Ketersediaan jaringan 4G di Indonesia telah mencapai lebih dari 90 persen di berbagai pulau besar, dengan Pulau Jawa memiliki tingkat tertinggi sebesar 96,4 persen, disusul oleh Bali dan Nusa Tenggara dengan 95,2 persen. Bahkan wilayah yang sebelumnya sulit dijangkau seperti Sulawesi dan Maluku juga telah mencapai angka 90 persen. Peningkatan ini bukanlah kebetulan semata, melainkan hasil dari investasi infrastruktur, kemitraan publik-swasta, dan kebijakan pro-pemerataan yang telah dilakukan.
Program Kewajiban Pelayanan Universal (KPU) yang dikelola oleh Badan Aksesibilitas Telekomunikasi dan Informasi (BAKTI) memainkan peran kunci dalam peningkatan ini. Dengan bantuan dana kontribusi dari operator, pemerintah berhasil mendirikan 6.672 menara Base Transceiver Station (BTS) di wilayah 3T (tertinggal, terdepan, terluar) dan menghasilkan akses 4G ke berbagai institusi seperti sekolah, puskesmas, dan kantor desa.

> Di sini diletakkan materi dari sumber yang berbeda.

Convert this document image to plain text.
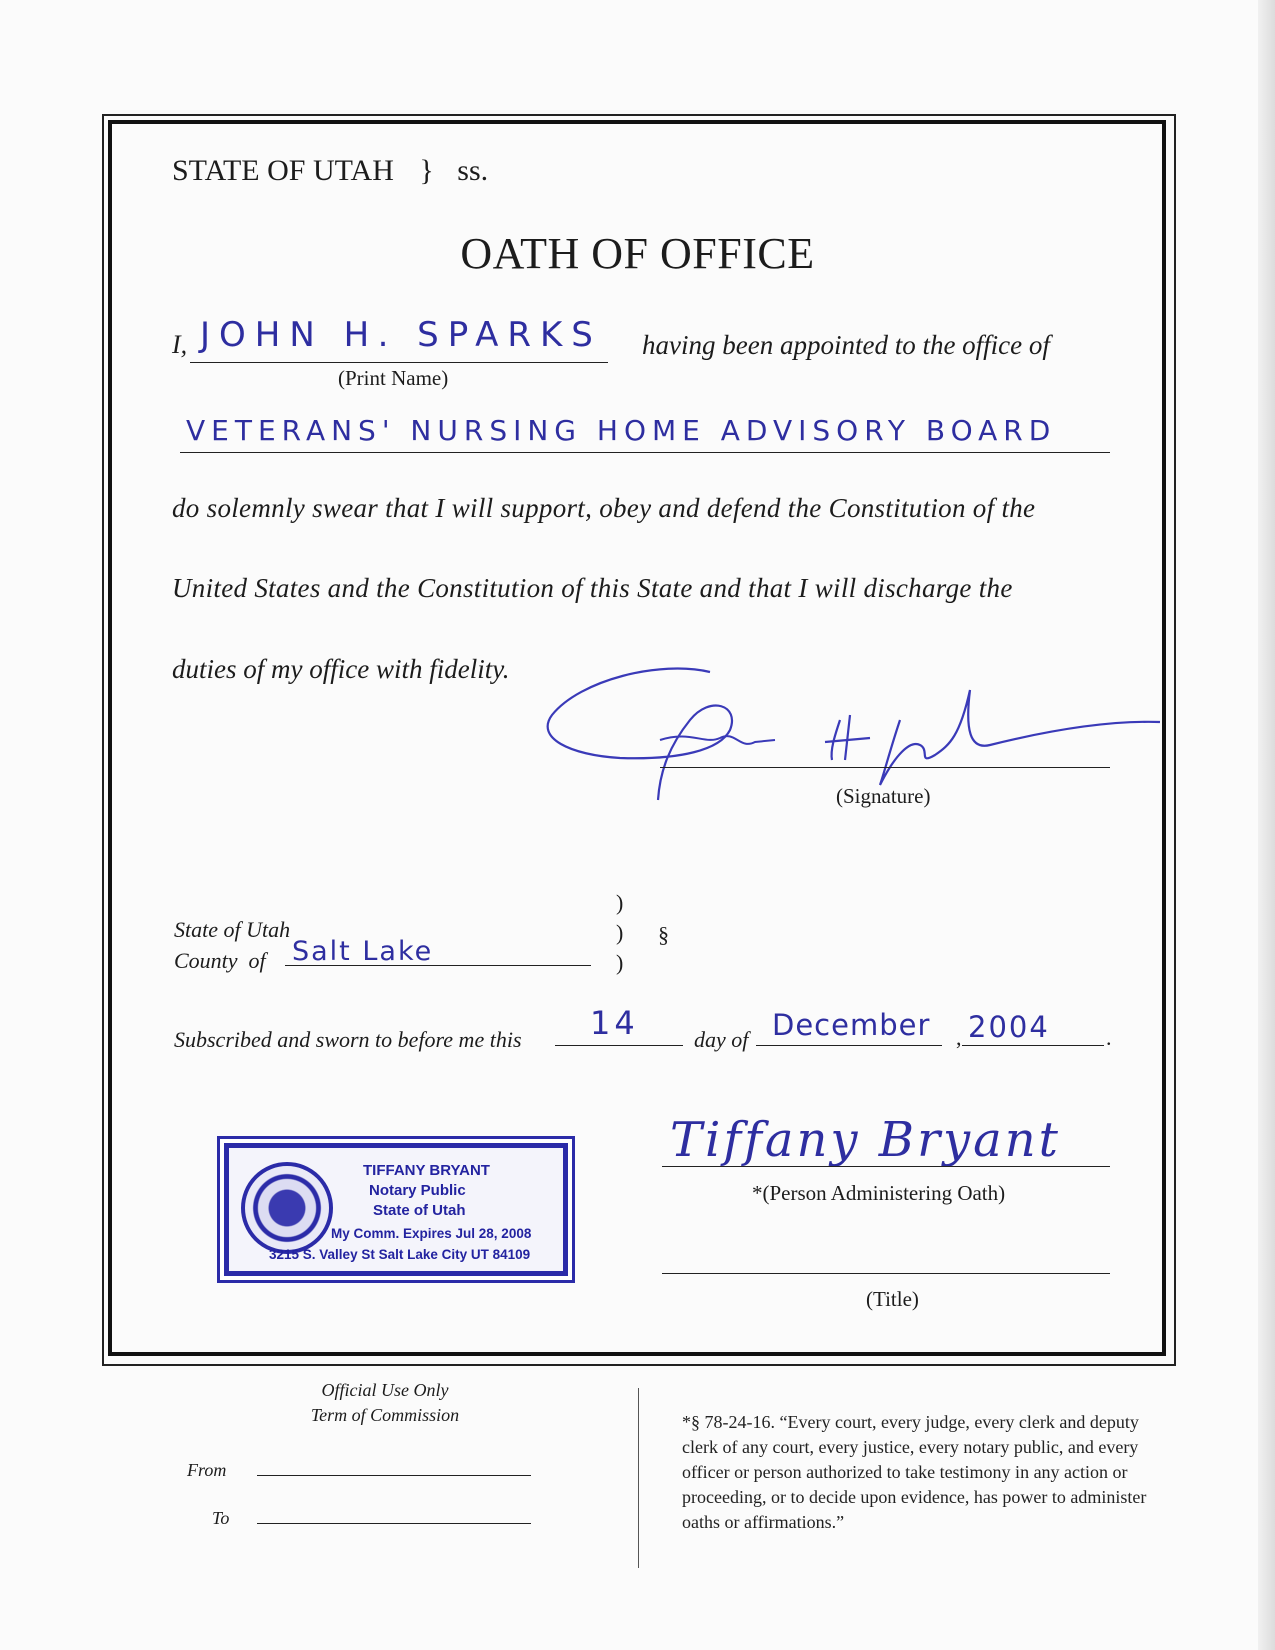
STATE OF UTAH } ss.
OATH OF OFFICE
I, JOHN H. SPARKS having been appointed to the office of
(Print Name)
VETERANS' NURSING HOME ADVISORY BOARD
do solemnly swear that I will support, obey and defend the Constitution of the
United States and the Constitution of this State and that I will discharge the
duties of my office with fidelity.
(Signature)
State of Utah
County  of Salt Lake
)
)
)
§
Subscribed and sworn to before me this 14	day of December , 2004	.
TIFFANY BRYANT
Notary Public
State of Utah
My Comm. Expires Jul 28, 2008
3215 S. Valley St Salt Lake City UT 84109
Tiffany Bryant
*(Person Administering Oath)
(Title)
Official Use Only
Term of Commission
From
To
*§ 78-24-16. “Every court, every judge, every clerk and deputy clerk of any court, every justice, every notary public, and every officer or person authorized to take testimony in any action or proceeding, or to decide upon evidence, has power to administer oaths or affirmations.”
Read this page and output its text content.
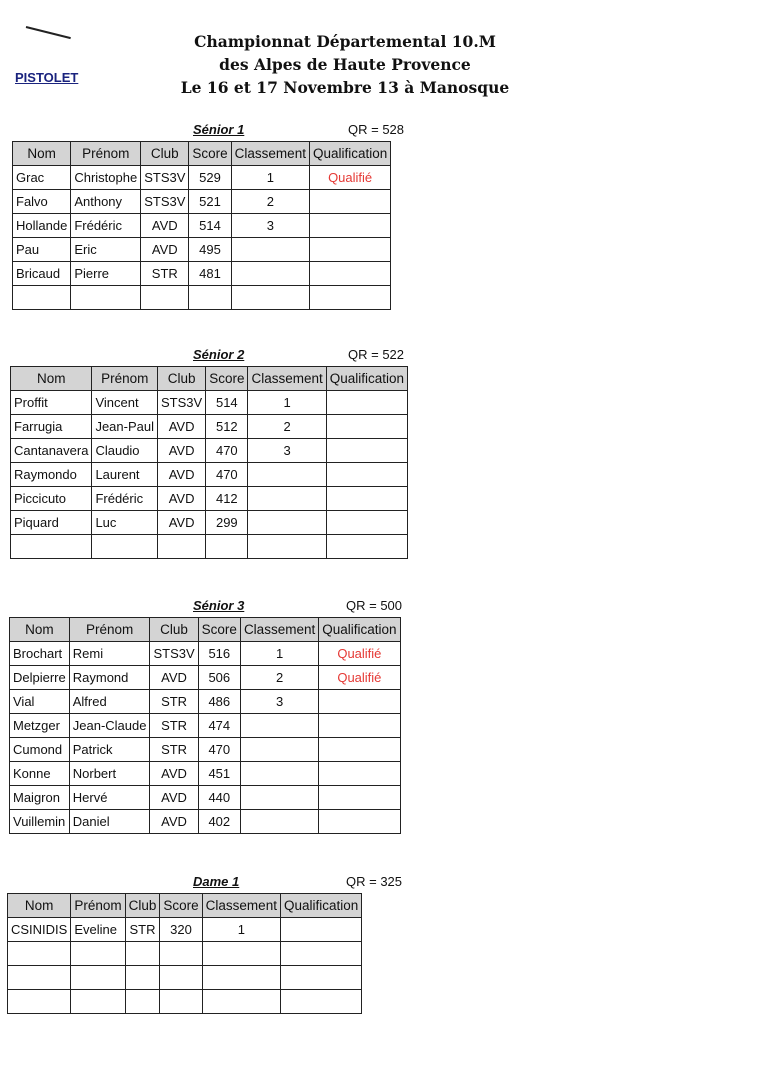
Championnat Départemental 10.M
des Alpes de Haute Provence
Le 16 et 17 Novembre 13 à Manosque
PISTOLET
Sénior 1	QR = 528
Nom	Prénom	Club	Score	Classement	Qualification
Grac	Christophe	STS3V	529	1	Qualifié
Falvo	Anthony	STS3V	521	2	
Hollande	Frédéric	AVD	514	3	
Pau	Eric	AVD	495		
Bricaud	Pierre	STR	481		

Sénior 2	QR = 522
Nom	Prénom	Club	Score	Classement	Qualification
Proffit	Vincent	STS3V	514	1	
Farrugia	Jean-Paul	AVD	512	2	
Cantanavera	Claudio	AVD	470	3	
Raymondo	Laurent	AVD	470		
Piccicuto	Frédéric	AVD	412		
Piquard	Luc	AVD	299		

Sénior 3	QR = 500
Nom	Prénom	Club	Score	Classement	Qualification
Brochart	Remi	STS3V	516	1	Qualifié
Delpierre	Raymond	AVD	506	2	Qualifié
Vial	Alfred	STR	486	3	
Metzger	Jean-Claude	STR	474		
Cumond	Patrick	STR	470		
Konne	Norbert	AVD	451		
Maigron	Hervé	AVD	440		
Vuillemin	Daniel	AVD	402		
Dame 1	QR = 325
Nom	Prénom	Club	Score	Classement	Qualification
CSINIDIS	Eveline	STR	320	1	
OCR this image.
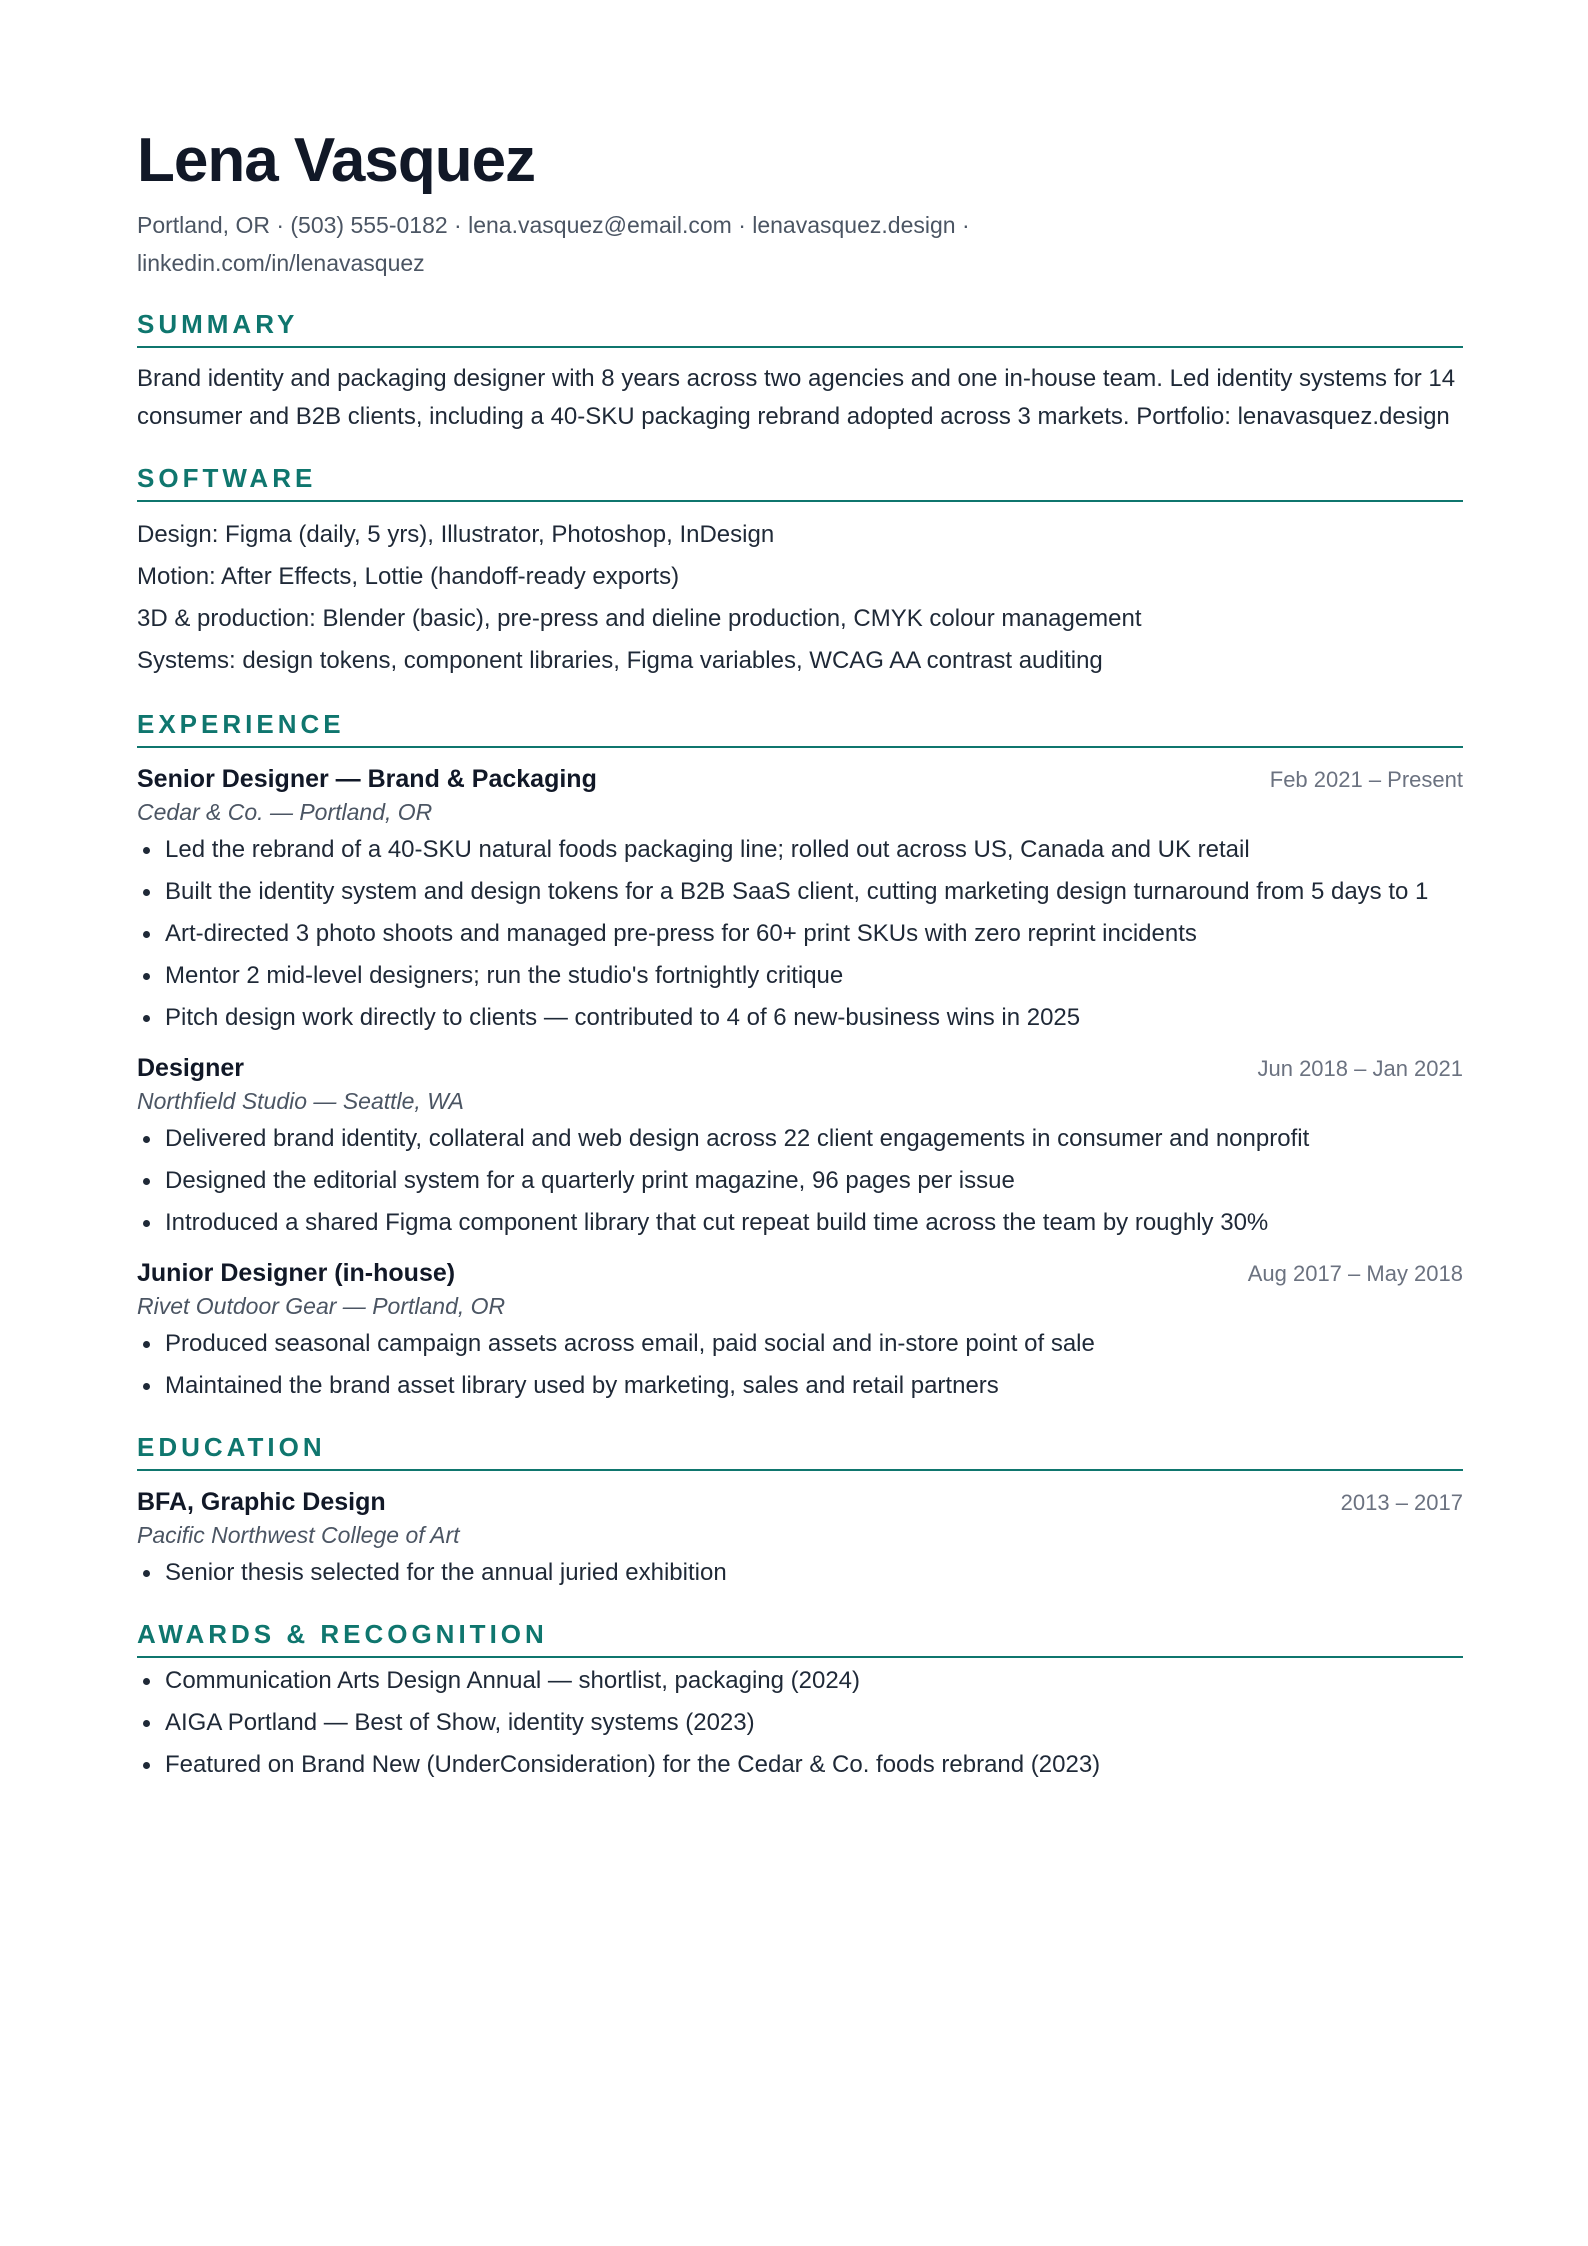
Lena Vasquez
Portland, OR · (503) 555-0182 · lena.vasquez@email.com · lenavasquez.design · linkedin.com/in/lenavasquez
SUMMARY
Brand identity and packaging designer with 8 years across two agencies and one in-house team. Led identity systems for 14 consumer and B2B clients, including a 40-SKU packaging rebrand adopted across 3 markets. Portfolio: lenavasquez.design
SOFTWARE
Design: Figma (daily, 5 yrs), Illustrator, Photoshop, InDesign
Motion: After Effects, Lottie (handoff-ready exports)
3D & production: Blender (basic), pre-press and dieline production, CMYK colour management
Systems: design tokens, component libraries, Figma variables, WCAG AA contrast auditing
EXPERIENCE
Senior Designer — Brand & Packaging	Feb 2021 – Present
Cedar & Co. — Portland, OR
Led the rebrand of a 40-SKU natural foods packaging line; rolled out across US, Canada and UK retail
Built the identity system and design tokens for a B2B SaaS client, cutting marketing design turnaround from 5 days to 1
Art-directed 3 photo shoots and managed pre-press for 60+ print SKUs with zero reprint incidents
Mentor 2 mid-level designers; run the studio's fortnightly critique
Pitch design work directly to clients — contributed to 4 of 6 new-business wins in 2025
Designer	Jun 2018 – Jan 2021
Northfield Studio — Seattle, WA
Delivered brand identity, collateral and web design across 22 client engagements in consumer and nonprofit
Designed the editorial system for a quarterly print magazine, 96 pages per issue
Introduced a shared Figma component library that cut repeat build time across the team by roughly 30%
Junior Designer (in-house)	Aug 2017 – May 2018
Rivet Outdoor Gear — Portland, OR
Produced seasonal campaign assets across email, paid social and in-store point of sale
Maintained the brand asset library used by marketing, sales and retail partners
EDUCATION
BFA, Graphic Design	2013 – 2017
Pacific Northwest College of Art
Senior thesis selected for the annual juried exhibition
AWARDS & RECOGNITION
Communication Arts Design Annual — shortlist, packaging (2024)
AIGA Portland — Best of Show, identity systems (2023)
Featured on Brand New (UnderConsideration) for the Cedar & Co. foods rebrand (2023)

Meutya menyampaikan bahwa upaya ini bukan hanya sekadar pembangunan infrastruktur, namun juga tentang pemerataan akses digital. Tujuannya adalah untuk memberikan kesempatan yang sama bagi setiap anak Indonesia, dari Aceh hingga Merauke, dalam mengakses pendidikan dan berkembang secara merata. Sementara itu, teknologi 5G tengah berkembang secara perlahan namun strategis, khususnya di wilayah Bali dan Nusa Tenggara yang mencatat ketersediaan tertinggi sebesar 17 persen. Fokus pengembangan teknologi ini saat ini lebih difokuskan pada kawasan pariwisata dan bisnis, dengan langkah yang realistis dalam memastikan kesiapan spektrum, efisiensi biaya, dan keberlanjutan infrastruktur sebelum memperluas jangkauan ke level nasional.